Overall, Samsung's got fewer features here than the $329 Bragi Dash Pro, but at $200 they're also a darn sight cheaper. A few of Bragi's features (like the 4D menu) are also kinda throwaway, though Bragi does provide a bit more on the fitness front with heart rate and the ability to withstand some light swimming.
Samsung Gear IconX (2018): Sound quality
Rarely do we expect sound quality to blow us away on a hearable, but the IconX have surprised us with a step up on last year's attempt. Clarity is good, especially at the midrange, though I wish they were warmer. True audiophiles will probably have more to pick at here, but next to Bragi's, Jabra's and Apple's options, Samsung's new headphones do an admirable job in the sound department. In the past week they've replaced the AirPods as my go-to headphones, and I expect it'll stay that way for a while.

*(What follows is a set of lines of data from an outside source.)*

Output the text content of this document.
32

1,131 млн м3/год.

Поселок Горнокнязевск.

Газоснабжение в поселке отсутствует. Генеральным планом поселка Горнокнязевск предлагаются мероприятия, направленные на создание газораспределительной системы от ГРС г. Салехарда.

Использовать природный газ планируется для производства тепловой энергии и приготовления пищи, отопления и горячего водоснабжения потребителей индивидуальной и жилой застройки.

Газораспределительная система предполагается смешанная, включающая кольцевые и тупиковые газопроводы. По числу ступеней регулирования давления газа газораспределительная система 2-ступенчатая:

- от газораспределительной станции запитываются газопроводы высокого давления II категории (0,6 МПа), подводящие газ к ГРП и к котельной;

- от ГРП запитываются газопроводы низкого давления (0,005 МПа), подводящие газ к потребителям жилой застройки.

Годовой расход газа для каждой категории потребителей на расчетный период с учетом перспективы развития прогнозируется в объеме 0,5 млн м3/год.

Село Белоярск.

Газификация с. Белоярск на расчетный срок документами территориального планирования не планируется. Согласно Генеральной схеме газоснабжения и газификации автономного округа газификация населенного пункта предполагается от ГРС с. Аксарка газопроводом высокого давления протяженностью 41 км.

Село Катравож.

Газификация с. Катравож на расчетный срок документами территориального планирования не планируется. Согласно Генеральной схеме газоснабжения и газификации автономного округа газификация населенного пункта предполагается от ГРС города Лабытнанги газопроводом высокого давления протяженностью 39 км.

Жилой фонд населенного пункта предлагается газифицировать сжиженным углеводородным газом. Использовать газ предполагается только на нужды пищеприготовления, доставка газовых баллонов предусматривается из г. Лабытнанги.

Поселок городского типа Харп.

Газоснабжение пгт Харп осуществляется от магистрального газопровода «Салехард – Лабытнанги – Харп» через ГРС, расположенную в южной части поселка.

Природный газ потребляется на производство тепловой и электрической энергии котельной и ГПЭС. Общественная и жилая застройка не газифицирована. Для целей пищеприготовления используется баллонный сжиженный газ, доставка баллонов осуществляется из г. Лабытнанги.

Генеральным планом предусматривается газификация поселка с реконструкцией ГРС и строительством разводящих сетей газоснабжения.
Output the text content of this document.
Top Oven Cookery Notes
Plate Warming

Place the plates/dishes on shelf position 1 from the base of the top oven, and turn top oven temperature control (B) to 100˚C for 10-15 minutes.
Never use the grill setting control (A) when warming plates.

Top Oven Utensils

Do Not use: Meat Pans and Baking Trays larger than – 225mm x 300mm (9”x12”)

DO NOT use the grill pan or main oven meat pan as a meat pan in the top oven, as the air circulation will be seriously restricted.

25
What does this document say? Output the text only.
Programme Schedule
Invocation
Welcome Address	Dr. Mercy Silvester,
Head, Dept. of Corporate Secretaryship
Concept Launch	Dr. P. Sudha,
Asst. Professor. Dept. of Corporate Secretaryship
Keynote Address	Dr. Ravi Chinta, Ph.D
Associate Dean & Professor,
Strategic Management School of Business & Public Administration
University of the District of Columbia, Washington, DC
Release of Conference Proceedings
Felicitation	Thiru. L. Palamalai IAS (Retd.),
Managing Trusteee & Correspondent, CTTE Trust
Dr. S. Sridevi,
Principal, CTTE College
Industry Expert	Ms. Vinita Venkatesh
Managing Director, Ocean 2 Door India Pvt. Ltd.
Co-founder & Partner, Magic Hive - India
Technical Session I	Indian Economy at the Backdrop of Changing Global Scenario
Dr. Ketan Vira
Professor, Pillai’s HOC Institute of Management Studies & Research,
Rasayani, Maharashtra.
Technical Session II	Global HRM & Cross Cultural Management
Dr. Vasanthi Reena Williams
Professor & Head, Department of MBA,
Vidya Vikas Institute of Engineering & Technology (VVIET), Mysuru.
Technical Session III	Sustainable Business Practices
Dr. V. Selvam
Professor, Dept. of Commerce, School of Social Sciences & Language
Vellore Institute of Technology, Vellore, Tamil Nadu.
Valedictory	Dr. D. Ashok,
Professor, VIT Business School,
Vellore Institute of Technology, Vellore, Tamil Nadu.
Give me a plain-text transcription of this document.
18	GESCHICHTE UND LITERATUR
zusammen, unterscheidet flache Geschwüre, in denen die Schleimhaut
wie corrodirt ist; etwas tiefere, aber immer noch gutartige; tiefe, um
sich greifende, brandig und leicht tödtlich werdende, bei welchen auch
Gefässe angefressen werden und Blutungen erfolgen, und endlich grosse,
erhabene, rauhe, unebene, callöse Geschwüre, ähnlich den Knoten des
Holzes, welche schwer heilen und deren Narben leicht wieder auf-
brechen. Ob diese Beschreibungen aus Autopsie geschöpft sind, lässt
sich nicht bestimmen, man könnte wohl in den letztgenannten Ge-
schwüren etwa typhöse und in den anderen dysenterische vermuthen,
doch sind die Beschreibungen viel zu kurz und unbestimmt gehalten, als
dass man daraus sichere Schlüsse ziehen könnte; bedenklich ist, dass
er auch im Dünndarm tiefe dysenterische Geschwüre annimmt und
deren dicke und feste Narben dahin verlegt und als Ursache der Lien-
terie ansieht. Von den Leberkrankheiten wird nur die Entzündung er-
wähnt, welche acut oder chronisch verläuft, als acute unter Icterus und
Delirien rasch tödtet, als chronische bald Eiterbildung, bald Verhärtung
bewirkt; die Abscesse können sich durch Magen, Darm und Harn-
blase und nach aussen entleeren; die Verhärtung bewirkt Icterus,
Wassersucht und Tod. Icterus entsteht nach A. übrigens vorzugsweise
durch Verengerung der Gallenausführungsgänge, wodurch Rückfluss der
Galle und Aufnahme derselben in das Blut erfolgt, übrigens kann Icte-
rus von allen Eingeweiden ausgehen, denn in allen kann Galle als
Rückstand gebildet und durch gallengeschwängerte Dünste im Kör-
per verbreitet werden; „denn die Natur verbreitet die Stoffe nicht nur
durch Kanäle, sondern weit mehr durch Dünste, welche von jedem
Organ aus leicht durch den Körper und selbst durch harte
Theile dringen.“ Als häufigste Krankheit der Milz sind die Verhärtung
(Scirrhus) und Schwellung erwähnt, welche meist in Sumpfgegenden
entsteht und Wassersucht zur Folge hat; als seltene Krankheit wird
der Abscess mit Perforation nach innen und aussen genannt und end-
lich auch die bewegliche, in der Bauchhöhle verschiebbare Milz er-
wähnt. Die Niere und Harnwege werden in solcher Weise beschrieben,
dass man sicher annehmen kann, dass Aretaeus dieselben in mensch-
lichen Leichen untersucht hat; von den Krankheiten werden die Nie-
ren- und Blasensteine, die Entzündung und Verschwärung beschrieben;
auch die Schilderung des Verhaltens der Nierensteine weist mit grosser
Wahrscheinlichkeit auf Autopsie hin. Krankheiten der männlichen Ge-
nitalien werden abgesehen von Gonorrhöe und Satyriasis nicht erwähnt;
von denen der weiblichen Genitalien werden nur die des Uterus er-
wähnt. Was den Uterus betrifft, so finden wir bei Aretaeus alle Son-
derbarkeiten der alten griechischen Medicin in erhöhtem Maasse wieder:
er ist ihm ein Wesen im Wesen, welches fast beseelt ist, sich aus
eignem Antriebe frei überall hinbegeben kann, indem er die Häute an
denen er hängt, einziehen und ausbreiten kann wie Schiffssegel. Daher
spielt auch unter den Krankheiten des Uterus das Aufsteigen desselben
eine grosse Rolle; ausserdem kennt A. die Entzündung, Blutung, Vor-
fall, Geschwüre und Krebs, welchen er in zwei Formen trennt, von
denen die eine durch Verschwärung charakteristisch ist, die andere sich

The audio passthrough mode, titled 'Ambient sound', is designed to let you hear your surroundings through the music. This works by amplifying sounds around you, but annoyingly you can only activate or deactivate it through the phone, not the earbuds themselves. That somewhat defeats the point, as I discovered when queueing up to order a coffee, smugly thinking I was going to be able to talk to the barista without taking out my earphones and instead finding it took longer to go into the app and toggle ambient mode on than it did to just take them out.
Doppler did this better – Samsung, take note. Here, it's better as a safety feature for when out running, but certainly doesn't stand up to the Here One's passthrough. You also can't adjust the level of leakage on the IconX, so it's either on or it's off.
Annoyingly, there are still some Bluetooth problems that rear their head from time to time. Our review was delayed by some connectivity issues (including a pair that inexplicably just stopped working and had to be replaced), but Samsung has fixed most of these in subsequent updates.
The connection still isn't perfect; post-update I'm no longer getting full connection drop-outs (make sure you're up to date by checking the Gear app), but I'm getting the odd random bit of interference and the occasional stereo channel hiccup where sound is heavier on one side than the other. As I say, these problems have already improved with early updates, but some are still niggling away that Samsung will hopefully put an end to.
Samsung Gear IconX (2018): Battery life
Battery life is vastly improved on the new IconX, up from the hour-and-something of the first pair to five hours when streaming, and seven when playing music locally. That means Samsung has tripled the amount of charge from the first, and it's so much better for it. I've found myself rarely being caught short, and the case will charge the IconX up when you're not using them.
The case charges with USB-C, which might seem oddly inconsistent with its other devices (the Gear Sport and Fit2 Pro both charge via micro USB) but this is what lets the IconX charge up so fast. Just 10 minutes in the case will give you around an hour of life.